Returning to North Dakota in April of 1912, Hedman boarded the Titanic at Southampton, and served as the leader and translator for a group of 17 Swedish immigrants. On the night of the sinking he was preparing to retire when he felt a "slight impact, scarcely noticeable." Later hearing a "commotion" outside his cabin, he decided to investigate and made his way to the boat deck. "Doc" gave a number of conflicting reports about his escape from the foundering ship and embellished his tales further as the years passed. He once claimed that a woman in a lifeboat yelled to him asking him if he could row. In an interview in 1957 he is quoted as having responded "I sure can!" But he added, "I would have said that if I never rowed a stroke in my life." He then supposedly jumped into the water and swam to the lifeboat and was saved. In another interview he claimed he had just waited until the last moment and then jumped into a lifeboat with the thought that if he was shot, he would just die faster. Whatever the true circumstances, it is anything but surprising that Oscar Hedman found a way to save himself.

After surviving Titanic, Mr. Hedman settled back into his normal life and on November 7, 1912 married Julia Mathilda (Tillie) Anderson. In 1918, while a resident of Sentinel Butte, North Dakota, Oscar registered for the WWI draft, stating that he was a farmer, medium height, with blue eyes and blonde hair-partly bald. The childless couple moved to Onida, South Dakota in 1920 and would live the rest of their lives there. Oscar's medical practice flourished until his retirement 40 years later. He and Tillie made one trip to Sweden by ship in 1922 although "Doc" later claimed that their flight to Sweden in 1953 was his only crossing of the Atlantic after Titanic.


In the early 1930's "Doc" was elected to the City Council of Onida.

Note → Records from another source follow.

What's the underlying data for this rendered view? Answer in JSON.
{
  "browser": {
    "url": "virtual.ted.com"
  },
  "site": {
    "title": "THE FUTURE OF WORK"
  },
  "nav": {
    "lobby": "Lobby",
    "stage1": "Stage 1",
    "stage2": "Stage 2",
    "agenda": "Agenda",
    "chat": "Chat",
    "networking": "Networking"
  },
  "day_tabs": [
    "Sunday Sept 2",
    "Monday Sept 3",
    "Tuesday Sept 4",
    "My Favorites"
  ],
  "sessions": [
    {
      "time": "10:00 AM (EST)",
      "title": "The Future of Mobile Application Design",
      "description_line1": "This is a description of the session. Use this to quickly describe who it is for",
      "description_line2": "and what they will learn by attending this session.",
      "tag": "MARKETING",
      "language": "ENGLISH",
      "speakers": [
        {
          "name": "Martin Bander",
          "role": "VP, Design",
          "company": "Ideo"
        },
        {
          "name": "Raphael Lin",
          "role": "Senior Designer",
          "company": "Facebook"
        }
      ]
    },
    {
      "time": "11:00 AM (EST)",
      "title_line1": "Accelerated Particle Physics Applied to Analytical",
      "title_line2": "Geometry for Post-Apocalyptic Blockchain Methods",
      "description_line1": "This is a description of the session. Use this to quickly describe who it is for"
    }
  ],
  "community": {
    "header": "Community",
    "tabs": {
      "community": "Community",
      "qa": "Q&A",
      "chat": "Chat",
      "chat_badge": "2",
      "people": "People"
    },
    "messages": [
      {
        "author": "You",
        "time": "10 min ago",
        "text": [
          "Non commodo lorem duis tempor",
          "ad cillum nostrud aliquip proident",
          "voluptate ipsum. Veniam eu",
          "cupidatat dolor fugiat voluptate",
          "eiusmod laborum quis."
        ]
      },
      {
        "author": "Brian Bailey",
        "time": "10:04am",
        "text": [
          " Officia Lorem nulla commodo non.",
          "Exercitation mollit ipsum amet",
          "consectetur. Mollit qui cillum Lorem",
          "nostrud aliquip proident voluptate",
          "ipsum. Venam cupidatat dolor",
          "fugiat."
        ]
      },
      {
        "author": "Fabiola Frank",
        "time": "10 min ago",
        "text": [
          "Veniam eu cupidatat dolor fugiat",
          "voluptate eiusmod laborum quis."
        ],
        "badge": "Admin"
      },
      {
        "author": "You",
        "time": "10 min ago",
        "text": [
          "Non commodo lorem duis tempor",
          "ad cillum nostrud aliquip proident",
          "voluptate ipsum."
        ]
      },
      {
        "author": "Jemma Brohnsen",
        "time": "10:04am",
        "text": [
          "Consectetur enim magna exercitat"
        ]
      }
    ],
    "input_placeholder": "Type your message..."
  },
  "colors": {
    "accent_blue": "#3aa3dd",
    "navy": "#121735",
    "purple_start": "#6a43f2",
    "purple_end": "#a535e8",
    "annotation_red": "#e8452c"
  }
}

In keeping with his personality, he often found himself at odds with other council members and thwarted them at every turn when his own aspirations were at stake. In exasperation, the City Council hired an attorney to investigate his citizenship as local rumour inferred Hedman was never naturalized. "Doc" himself refused to provide any proof of citizenship fuelling the Council's hope that they could rid themselves of him after a thorough investigation. After months of research and no small expense in attorney's fees, Oscar's naturalization papers were located in Bowman, N.D. He had become a citizen of the U. S. A. on July 12, 1911. When the embarrassed council was forced to admit their mistake, "Doc" sat back in his chair, smiled smugly at the group and said: "I had it (his certificate of citizenship) in the drawer at home all the time."

On July 28, 1961 Oscar Hedman was driving his car on Main Street in Onida. Observers noticed that his car turned slowly toward the curb near the Post Office and struck another vehicle. He was rushed to the hospital but died 45 minutes later, having suffered a massive stroke. Onida turned out en masse for the funeral, whether out of friendship, duty, or curiosity. "Doc" was buried in the Onida Cemetery.

But the good man had one further maddening surprise to spring on his faithful wife. His will, dated September 26, 1960, read as follows:

"In case of death or inability to take care of my property, I appoint R. L. Koenig and Earl E. Kinder both of Onida, S. Dak. To be my administrators, and that property should be equally distributed to me and my wife, and that my share of my property and estate shall go to my brother Robert Hedman, of Vasavagan 9, Lidingo 1, Stockholm, Sweden, or to his children and to nobody else."

Although Tillie Hedman contested the will, it was declared valid, and she found herself in a position of having to sell her home to pay off a brother-in-law she hardly knew. Not long afterward she was judged "incompetent" and confined to a nursing home until she died on April 7, 1965. Her estate, valued at $88,000, passed to her nieces and nephews.